Abitazioni monofase/trifase e carichi prioritari
Il sistema è adatto a contesti monofase e, con componentistica adeguata, a contesti trifase, bilanciando energia e ottimizzando i flussi tra produzione, carichi e storage. Le abitazioni con pompe di calore, piani cottura a induzione o wallbox traggono particolare beneficio grazie alla gestione carichi essenziali e time-of-use. Un’attenzione specifica va data ai carichi prioritari: frigorifero, illuminazione, router, circolatori caldaia e piccoli elettrodomestici essenziali. Definire da subito come gestire carichi critici e quadro di backup in caso di blackout rende l’esperienza d’uso consistente e affidabile.
Esempio pratico: una famiglia di 4 persone con 6 kWp FV e consumi annui di 4.200 kWh può partire con 10–12 kWh di capacità e valutare un’espansione a 15 kWh in base a nuove abitudini (es. auto elettrica). Questo approccio al dimensionamento kWh per abitazione con fotovoltaico e accumulo evita investimenti eccessivi iniziali.
Insight: pensa alla batteria come a un “cuscinetto” dinamico; il vero valore è la sua capacità di adattarsi quando cambiano abitudini e carichi.

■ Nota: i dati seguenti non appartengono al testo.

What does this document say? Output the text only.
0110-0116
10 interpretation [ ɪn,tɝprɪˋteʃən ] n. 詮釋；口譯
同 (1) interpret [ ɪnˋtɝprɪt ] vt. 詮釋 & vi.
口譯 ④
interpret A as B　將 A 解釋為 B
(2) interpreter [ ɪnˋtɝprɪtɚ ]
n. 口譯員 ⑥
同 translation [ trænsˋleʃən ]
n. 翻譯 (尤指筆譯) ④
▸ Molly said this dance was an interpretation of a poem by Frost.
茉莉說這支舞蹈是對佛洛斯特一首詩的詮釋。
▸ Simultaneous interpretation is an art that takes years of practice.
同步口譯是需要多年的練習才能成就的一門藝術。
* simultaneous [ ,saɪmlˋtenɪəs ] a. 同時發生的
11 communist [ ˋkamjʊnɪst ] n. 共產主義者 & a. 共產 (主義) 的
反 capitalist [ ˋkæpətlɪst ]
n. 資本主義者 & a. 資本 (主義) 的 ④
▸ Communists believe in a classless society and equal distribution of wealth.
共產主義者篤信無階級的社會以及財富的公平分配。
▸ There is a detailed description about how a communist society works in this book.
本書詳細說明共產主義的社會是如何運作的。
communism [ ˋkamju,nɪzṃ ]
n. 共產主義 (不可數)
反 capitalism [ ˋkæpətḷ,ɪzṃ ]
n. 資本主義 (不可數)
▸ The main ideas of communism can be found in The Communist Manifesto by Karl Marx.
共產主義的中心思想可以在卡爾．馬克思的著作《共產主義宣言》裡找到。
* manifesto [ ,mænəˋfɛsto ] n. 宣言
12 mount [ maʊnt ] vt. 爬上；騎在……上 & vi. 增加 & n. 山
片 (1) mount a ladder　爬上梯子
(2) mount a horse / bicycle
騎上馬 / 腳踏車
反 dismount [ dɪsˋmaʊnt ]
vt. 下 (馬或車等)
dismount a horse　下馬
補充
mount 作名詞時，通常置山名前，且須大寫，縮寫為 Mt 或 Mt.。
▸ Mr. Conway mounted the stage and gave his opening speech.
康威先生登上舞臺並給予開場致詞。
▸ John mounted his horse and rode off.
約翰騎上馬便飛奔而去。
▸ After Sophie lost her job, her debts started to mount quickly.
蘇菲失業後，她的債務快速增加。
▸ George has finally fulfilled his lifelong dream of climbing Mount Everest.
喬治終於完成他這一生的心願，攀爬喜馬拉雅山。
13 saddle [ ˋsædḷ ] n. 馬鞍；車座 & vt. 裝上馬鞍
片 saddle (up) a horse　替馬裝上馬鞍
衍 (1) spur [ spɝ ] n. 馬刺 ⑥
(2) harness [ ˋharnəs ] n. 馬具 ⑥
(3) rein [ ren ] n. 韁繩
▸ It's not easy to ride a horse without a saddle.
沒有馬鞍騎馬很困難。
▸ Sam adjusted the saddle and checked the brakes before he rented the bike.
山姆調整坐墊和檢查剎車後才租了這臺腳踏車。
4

Vantaggi logistici della modularità
Trasporto semplificato e movimentazione a una/due persone
I moduli leggeri riducono la necessità di mezzi di sollevamento e abbassano i rischi in cantiere. La riduzione costi di trasporto e movimentazione con moduli leggeri si traduce in tempi di installazione tipici di un accumulo modulare con backup più brevi e preventivi più competitivi.
Installazione in spazi ridotti, vani tecnici, garage e outdoor
La possibilità di impilare verticalmente e la presenza di versioni con grado di protezione adeguato consentono il posizionamento outdoor vs indoor per accumuli domestici modulari. In garage, cantine, sottoscala o vani tecnici, la modularità ottimizza lo spazio, mantenendo passaggi cavi ordinati e accessibilità per manutenzione.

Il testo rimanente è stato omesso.